Date(s): April 30, 2015, 1:30-3:00 PM

Location: Room 4128, William Jefferson Clinton West Building, 1301 Constitution Ave., NW, Washington, DC

Contact: Carl Pasurka, 202-566-2275

Presenter(s): Lint Barrage (Department of Agricultural & Resource Economics, Univ. of Maryland)

Description: How should carbon be taxed as a part of fiscal policy? The literature on optimal carbon taxes often abstracts from other taxes. However, when governments raise revenues with distortionary taxes, carbon levies have fiscal impacts. While they raise revenues directly, they may shrink the bases of other taxes (e.g., by decreasing employment). This paper theoretically characterizes and then quantifies optimal carbon tax schedules in a climate-economy model with distortionary fiscal policy. The macroeconomic setup is a dynamic general equilibrium model with linear taxation. The environmental setup uses the state-of-the-art representation of the carbon cycle and climate-economy feedbacks based on the DICE framework.

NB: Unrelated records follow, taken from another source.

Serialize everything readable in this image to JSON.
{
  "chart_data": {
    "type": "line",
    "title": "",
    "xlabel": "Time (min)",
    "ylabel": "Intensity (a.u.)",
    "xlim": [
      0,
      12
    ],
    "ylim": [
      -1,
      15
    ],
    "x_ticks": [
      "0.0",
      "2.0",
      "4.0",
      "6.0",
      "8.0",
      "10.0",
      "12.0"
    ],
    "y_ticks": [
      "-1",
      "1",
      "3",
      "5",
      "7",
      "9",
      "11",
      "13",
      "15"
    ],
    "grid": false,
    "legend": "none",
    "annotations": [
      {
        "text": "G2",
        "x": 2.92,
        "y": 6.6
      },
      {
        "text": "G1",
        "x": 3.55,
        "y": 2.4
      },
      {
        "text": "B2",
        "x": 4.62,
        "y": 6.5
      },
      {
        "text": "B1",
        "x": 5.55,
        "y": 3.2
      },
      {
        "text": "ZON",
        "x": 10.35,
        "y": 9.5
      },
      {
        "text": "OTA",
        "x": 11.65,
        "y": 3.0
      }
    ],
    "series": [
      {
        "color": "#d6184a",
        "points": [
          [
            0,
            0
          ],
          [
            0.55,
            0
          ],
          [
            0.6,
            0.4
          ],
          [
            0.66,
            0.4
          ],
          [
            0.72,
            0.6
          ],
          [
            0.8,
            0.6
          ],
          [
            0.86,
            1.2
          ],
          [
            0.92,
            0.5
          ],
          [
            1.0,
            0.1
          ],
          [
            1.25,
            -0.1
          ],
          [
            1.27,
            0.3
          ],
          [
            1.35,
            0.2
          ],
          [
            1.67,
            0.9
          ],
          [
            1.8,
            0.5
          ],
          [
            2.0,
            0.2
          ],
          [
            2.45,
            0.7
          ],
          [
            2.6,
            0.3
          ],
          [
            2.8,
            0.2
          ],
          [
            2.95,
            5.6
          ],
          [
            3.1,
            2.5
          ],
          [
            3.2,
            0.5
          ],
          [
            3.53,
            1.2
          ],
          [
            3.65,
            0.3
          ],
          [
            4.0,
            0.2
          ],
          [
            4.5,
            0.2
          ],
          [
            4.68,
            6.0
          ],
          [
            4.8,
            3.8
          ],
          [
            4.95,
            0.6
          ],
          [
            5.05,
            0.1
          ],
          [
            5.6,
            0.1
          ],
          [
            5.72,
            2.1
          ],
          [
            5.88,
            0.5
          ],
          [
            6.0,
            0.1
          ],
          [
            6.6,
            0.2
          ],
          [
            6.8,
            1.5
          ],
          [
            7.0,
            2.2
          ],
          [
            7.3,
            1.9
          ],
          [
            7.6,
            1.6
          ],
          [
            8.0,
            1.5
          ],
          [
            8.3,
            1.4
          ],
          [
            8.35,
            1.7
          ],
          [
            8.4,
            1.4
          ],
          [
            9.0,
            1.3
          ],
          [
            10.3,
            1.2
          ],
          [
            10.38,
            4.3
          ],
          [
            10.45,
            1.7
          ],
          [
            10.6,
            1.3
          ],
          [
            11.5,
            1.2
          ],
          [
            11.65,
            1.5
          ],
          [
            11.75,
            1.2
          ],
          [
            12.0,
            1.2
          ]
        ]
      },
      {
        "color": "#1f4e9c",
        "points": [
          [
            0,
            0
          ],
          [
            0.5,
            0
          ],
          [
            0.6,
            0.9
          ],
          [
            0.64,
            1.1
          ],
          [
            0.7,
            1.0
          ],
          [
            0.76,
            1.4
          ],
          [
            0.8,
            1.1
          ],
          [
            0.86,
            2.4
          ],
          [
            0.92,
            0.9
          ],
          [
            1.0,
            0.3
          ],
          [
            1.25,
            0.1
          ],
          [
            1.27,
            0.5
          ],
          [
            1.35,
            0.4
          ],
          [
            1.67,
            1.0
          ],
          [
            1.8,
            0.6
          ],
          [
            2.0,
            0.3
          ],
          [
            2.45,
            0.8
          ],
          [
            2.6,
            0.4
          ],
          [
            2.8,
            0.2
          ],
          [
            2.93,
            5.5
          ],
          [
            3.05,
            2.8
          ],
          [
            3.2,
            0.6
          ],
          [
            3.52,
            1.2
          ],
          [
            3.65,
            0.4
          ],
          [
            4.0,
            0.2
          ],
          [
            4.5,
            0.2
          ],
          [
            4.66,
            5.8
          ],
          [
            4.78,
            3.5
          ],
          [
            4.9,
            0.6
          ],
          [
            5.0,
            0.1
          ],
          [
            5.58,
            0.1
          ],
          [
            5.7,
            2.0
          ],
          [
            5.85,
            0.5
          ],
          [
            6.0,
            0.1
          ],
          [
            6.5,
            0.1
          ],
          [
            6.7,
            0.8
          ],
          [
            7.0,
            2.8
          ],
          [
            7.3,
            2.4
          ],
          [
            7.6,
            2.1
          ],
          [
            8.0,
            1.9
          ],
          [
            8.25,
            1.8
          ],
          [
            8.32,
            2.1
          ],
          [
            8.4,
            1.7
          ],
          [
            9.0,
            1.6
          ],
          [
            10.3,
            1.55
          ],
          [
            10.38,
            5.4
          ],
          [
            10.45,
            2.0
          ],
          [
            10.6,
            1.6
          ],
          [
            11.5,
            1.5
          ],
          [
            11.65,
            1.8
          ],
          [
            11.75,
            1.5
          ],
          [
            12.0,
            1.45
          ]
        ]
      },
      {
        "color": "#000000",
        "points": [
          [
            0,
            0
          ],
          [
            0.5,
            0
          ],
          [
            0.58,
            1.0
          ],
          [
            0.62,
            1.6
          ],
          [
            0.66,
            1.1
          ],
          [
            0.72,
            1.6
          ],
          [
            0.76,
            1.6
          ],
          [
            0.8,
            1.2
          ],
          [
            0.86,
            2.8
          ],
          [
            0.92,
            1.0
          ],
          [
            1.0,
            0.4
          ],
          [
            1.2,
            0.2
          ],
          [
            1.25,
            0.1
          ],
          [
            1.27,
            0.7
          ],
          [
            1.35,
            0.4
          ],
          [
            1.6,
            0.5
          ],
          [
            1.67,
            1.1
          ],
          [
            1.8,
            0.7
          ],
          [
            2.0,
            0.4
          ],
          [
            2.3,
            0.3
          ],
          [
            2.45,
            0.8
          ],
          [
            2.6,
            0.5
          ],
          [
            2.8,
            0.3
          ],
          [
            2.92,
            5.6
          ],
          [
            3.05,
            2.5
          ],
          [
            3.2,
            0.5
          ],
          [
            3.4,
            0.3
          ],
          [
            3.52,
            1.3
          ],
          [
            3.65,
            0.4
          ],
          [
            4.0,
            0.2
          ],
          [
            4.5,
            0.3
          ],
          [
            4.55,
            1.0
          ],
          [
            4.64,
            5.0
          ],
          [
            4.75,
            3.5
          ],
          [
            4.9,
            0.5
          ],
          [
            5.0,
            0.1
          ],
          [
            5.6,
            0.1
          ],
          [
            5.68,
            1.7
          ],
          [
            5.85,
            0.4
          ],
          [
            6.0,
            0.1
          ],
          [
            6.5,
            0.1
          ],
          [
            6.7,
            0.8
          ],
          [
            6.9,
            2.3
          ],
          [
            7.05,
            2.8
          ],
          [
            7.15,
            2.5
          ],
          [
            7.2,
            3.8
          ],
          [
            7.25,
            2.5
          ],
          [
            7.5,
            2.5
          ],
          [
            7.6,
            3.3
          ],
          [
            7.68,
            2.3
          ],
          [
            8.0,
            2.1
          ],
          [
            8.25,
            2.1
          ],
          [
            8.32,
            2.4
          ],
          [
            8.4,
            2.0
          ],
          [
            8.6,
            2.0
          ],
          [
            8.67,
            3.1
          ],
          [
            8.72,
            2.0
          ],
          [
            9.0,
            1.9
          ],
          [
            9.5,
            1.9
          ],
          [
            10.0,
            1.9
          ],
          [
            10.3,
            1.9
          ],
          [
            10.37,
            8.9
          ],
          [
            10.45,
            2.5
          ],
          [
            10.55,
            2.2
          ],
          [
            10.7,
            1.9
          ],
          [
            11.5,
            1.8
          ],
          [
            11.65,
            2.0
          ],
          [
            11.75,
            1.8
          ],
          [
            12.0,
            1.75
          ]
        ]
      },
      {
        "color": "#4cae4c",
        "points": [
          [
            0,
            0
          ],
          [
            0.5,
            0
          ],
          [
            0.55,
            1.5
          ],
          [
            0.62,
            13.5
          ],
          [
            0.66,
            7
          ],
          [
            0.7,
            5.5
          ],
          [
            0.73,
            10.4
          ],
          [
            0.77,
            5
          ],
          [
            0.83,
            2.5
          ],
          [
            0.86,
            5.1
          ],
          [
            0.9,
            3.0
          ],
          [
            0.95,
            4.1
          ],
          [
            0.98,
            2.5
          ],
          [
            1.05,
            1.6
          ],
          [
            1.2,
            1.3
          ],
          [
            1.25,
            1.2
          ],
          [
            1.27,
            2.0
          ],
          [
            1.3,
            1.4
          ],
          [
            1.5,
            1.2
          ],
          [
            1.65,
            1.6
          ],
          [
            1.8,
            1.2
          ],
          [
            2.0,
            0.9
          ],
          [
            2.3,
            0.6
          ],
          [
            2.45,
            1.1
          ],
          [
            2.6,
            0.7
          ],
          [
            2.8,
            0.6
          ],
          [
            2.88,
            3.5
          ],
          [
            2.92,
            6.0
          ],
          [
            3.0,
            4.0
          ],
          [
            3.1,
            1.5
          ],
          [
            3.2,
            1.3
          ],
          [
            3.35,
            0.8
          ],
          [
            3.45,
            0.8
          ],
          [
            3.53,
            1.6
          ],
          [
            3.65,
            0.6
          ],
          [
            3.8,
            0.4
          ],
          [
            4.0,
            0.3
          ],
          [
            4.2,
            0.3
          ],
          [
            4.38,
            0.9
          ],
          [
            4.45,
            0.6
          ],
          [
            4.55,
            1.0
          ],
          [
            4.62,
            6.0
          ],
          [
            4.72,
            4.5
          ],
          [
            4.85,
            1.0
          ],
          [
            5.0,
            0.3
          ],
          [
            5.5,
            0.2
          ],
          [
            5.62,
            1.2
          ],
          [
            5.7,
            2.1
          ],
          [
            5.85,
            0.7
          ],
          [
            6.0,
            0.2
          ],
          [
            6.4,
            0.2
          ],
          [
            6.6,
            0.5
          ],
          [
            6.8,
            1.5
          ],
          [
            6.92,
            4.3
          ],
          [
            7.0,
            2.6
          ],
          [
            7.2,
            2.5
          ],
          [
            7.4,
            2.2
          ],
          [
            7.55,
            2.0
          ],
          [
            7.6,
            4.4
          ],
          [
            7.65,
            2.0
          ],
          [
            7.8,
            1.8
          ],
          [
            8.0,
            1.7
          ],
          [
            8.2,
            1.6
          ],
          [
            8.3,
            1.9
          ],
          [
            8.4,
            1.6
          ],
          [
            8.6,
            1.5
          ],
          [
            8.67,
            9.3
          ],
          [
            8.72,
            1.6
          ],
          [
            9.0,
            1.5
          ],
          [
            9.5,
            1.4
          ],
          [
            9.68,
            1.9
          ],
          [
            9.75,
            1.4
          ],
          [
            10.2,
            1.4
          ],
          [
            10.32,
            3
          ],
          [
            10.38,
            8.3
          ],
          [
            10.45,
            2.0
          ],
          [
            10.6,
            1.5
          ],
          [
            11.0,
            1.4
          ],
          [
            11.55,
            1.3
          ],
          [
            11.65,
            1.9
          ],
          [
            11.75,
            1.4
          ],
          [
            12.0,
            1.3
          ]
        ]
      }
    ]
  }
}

First, this paper establishes a novel theoretical relationship between the optimal taxation of carbon and of capital income. This link arises because carbon emissions destroy natural capital: They accumulate in the atmosphere and decrease future output. Consequently, this paper shows how the standard logic against capital income taxes extends to environmental capital. Quantitatively, the welfare costs of distorting investment by taxing capital income or by not taxing carbon are both large ($30 and $40 trillion, respectively, $2005 lump-sum consumption equivalent). Second, this study demonstrates that optimal carbon taxes must internalize climate change production impacts (e.g., on agriculture) and direct utility impacts (e.g., on biodiversity existence value) differently. Third, this paper compares the setting with distortionary taxes to the setting with lump-sum taxes considered in the literature. The central quantitative finding is that optimal carbon tax schedules are 8%-30% lower when there are distortionary taxes. This adjustment produces a global welfare gain of $190 billion to $2.8 trillion, depending on the structure of income taxes.